Although this is the right time of year for building with green lumber, you may encounter a problem if you try to side it soon with the T111 within the next 90 - 120 days or so.. Have you considered board and batten?

Re treatment, I use Timbor. You can buy a 5 gallon pail off of E-bay for around 80 bucks. Treat the lumber at least twice.

Scott

Scott, do you know if the active ingredient of TimBor is Boric Acid?

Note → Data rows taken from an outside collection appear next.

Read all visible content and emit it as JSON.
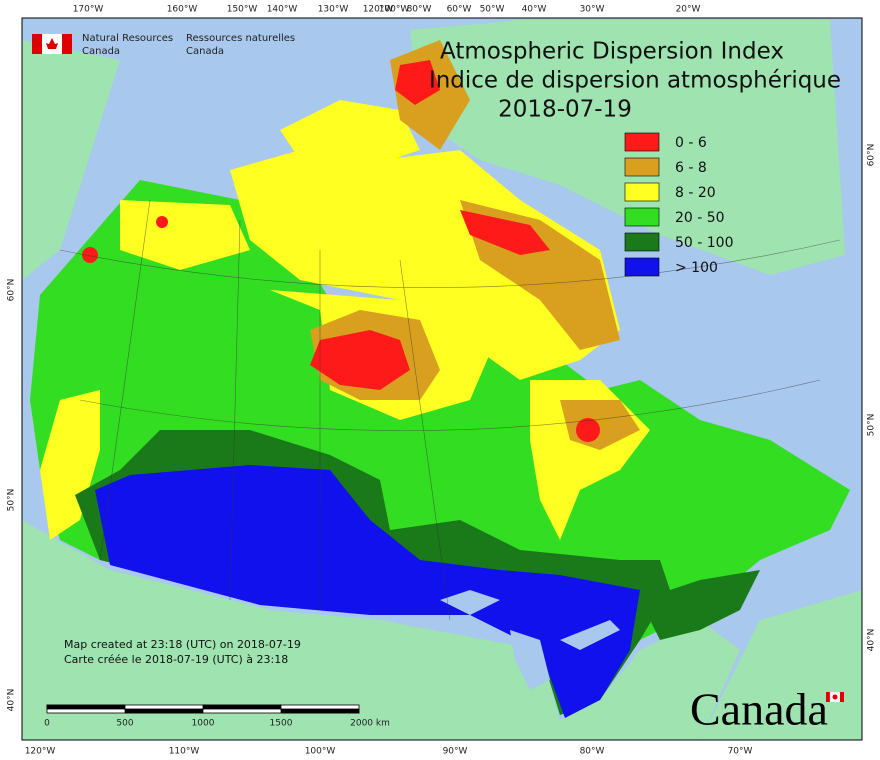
{
  "header": {
    "agency_en": [
      "Natural Resources",
      "Canada"
    ],
    "agency_fr": [
      "Ressources naturelles",
      "Canada"
    ]
  },
  "title": {
    "lines": [
      "Atmospheric Dispersion Index",
      "Indice de dispersion atmosphérique"
    ],
    "date": "2018-07-19"
  },
  "legend": [
    {
      "label": "0 - 6",
      "color": "#ff1a1a"
    },
    {
      "label": "6 - 8",
      "color": "#d9a020"
    },
    {
      "label": "8 - 20",
      "color": "#ffff22"
    },
    {
      "label": "20 - 50",
      "color": "#33dd22"
    },
    {
      "label": "50 - 100",
      "color": "#1a7a1a"
    },
    {
      "label": "> 100",
      "color": "#1111ee"
    }
  ],
  "axes": {
    "top": [
      "170°W",
      "160°W",
      "150°W",
      "140°W",
      "130°W",
      "120°W",
      "100°W",
      "80°W",
      "60°W",
      "50°W",
      "40°W",
      "30°W",
      "20°W"
    ],
    "bottom": [
      "120°W",
      "110°W",
      "100°W",
      "90°W",
      "80°W",
      "70°W"
    ],
    "left": [
      "60°N",
      "50°N",
      "40°N"
    ],
    "right": [
      "60°N",
      "50°N",
      "40°N"
    ]
  },
  "footnote": [
    "Map created at 23:18 (UTC) on 2018-07-19",
    "Carte créée le 2018-07-19 (UTC) à 23:18"
  ],
  "scale_bar": [
    "0",
    "500",
    "1000",
    "1500",
    "2000 km"
  ],
  "wordmark": "Canada"
}
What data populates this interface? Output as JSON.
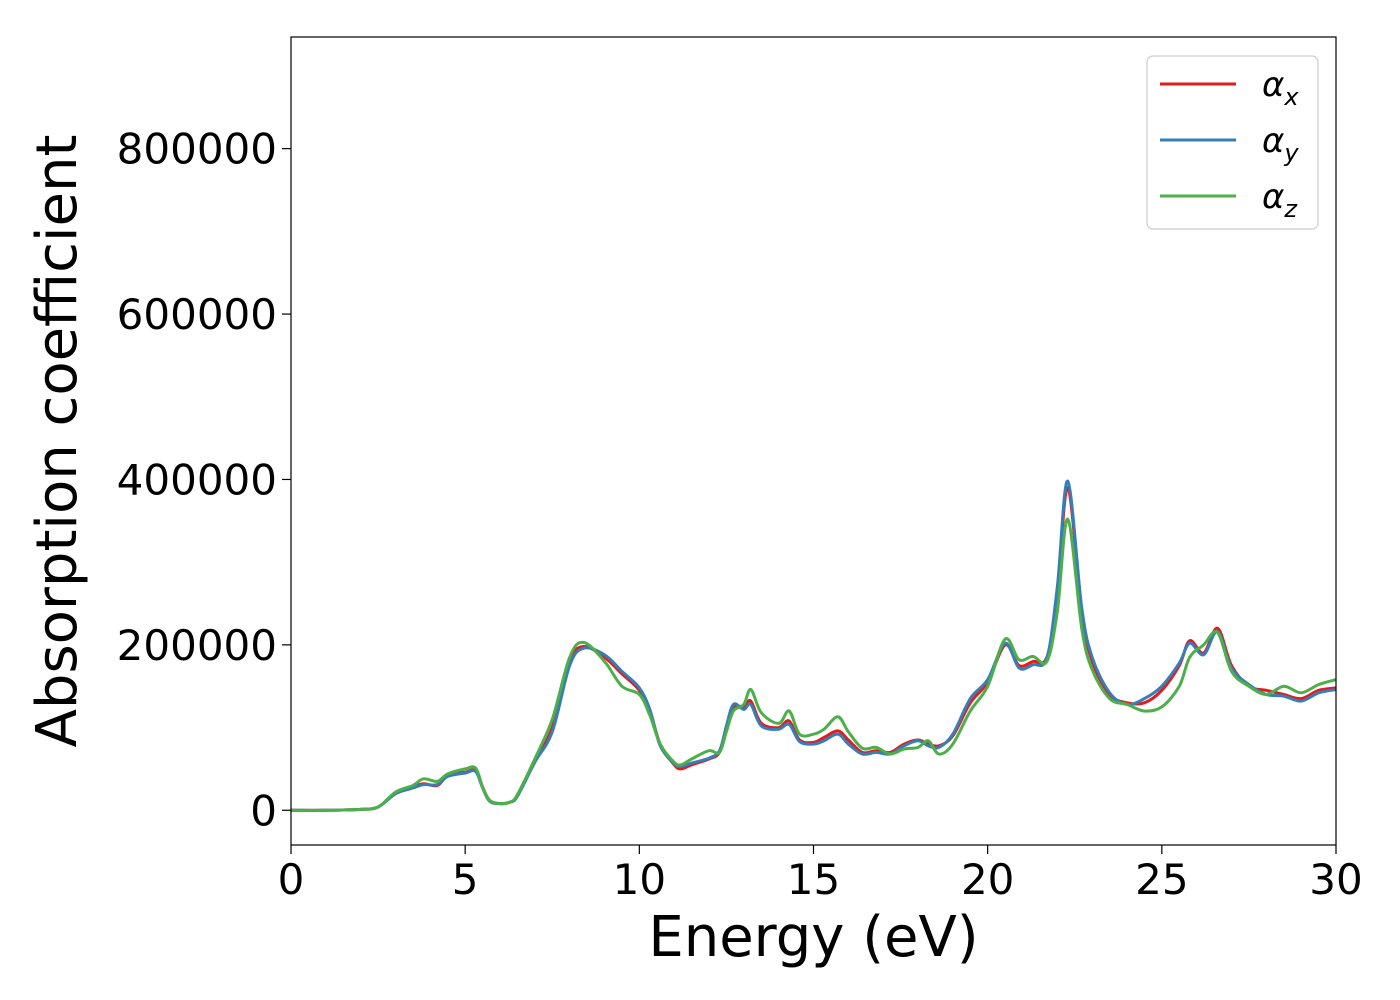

Scott is spot on here - but I'm wondering can the lumber be treated when you stack and sticker it? Seems it would be a lot easier to do it then , instead of when it already framed.

Thanks
 

Tarhead

Mark
Corporate Member
Yep, Timbor is pure Boric Acid. I already have some I used to treat my shed and some areas in the Garage where I saw some termite activity around the foundation. I'll just spray it on when I stack and sticker. It's also a fungicide.
Thanks!
 
J

jeff...

Yep, Timbor is pure Boric Acid. I already have some I used to treat my shed and some areas in the Garage where I saw some termite activity around the foundation. I'll just spray it on when I stack and sticker. It's also a fungicide.
Thanks!


Thanks Mark - I had a sneaking suspicion it was
http://www.domyownpestcontrol.com/timbor-p-144.html

One other thing I forgot to mention - Unless you ordered 6/4, I'm sure those boards your getting from Randy will be real dimensional lumber - unlike BORG dimensional lumber where a 2x4 is really 1 1/2 x 3 1/2. Beat them together with 20d nails, 16d won't cut the mustard when working with the real stuff. :eek:ccasion1

Later
 

scsmith42

New User
Scott Smith
Scott, do you know if the active ingredient of TimBor is Boric Acid?

Scott is spot on here - but I'm wondering can the lumber be treated when you stack and sticker it? Seems it would be a lot easier to do it then , instead of when it already framed.

Thanks


Jeff - yup - I knew that - hence my recommendation.

If you AD the lumber for a few weeks, and then treat it twice before using it, you will get better penetration than if it's treated while it's still green. I concur that it's best to treat it before using it.
 

Tarhead

Mark
Corporate Member
Well a few weeks have passed since since I got my loads of SYP from Randy (WoodButcher). I took the stack/treat/dry for a while advice and so far so good. No mildew, splits, curls, bugs etc. I gets covered if the weather report says rain but otherwise it's in the open and shaded other than early in the morning. Moisture meter says 15% and will begin construction in a few weeks. I'm hesitant to use some of the SYP for construction as it's very nice, straight grained lumber with very few knots. Most of the 2X6s are knot free:thumbsup:. If you're in the CLT area planning to build something and don't need stamped lumber give Randy a shot at supplying it.
Here's the Stack-O-Wood with some of Jeff's Walnut and 4, 4X6 RO beams sandwiched in there:

 

Gotcha6

Dennis
Staff member
Corporate Member
IIRC from my log home rep days, Timbor is Sodium Borate. The good thing about it is it does not discolor the wood as much as other treatment properties, but it is not for use below grade or in damp locations. It does have a very low toxicity. The LD50 (Lethal dose for 50% of the population) is the same as table salt. Treatment should be done when the lumber is still green.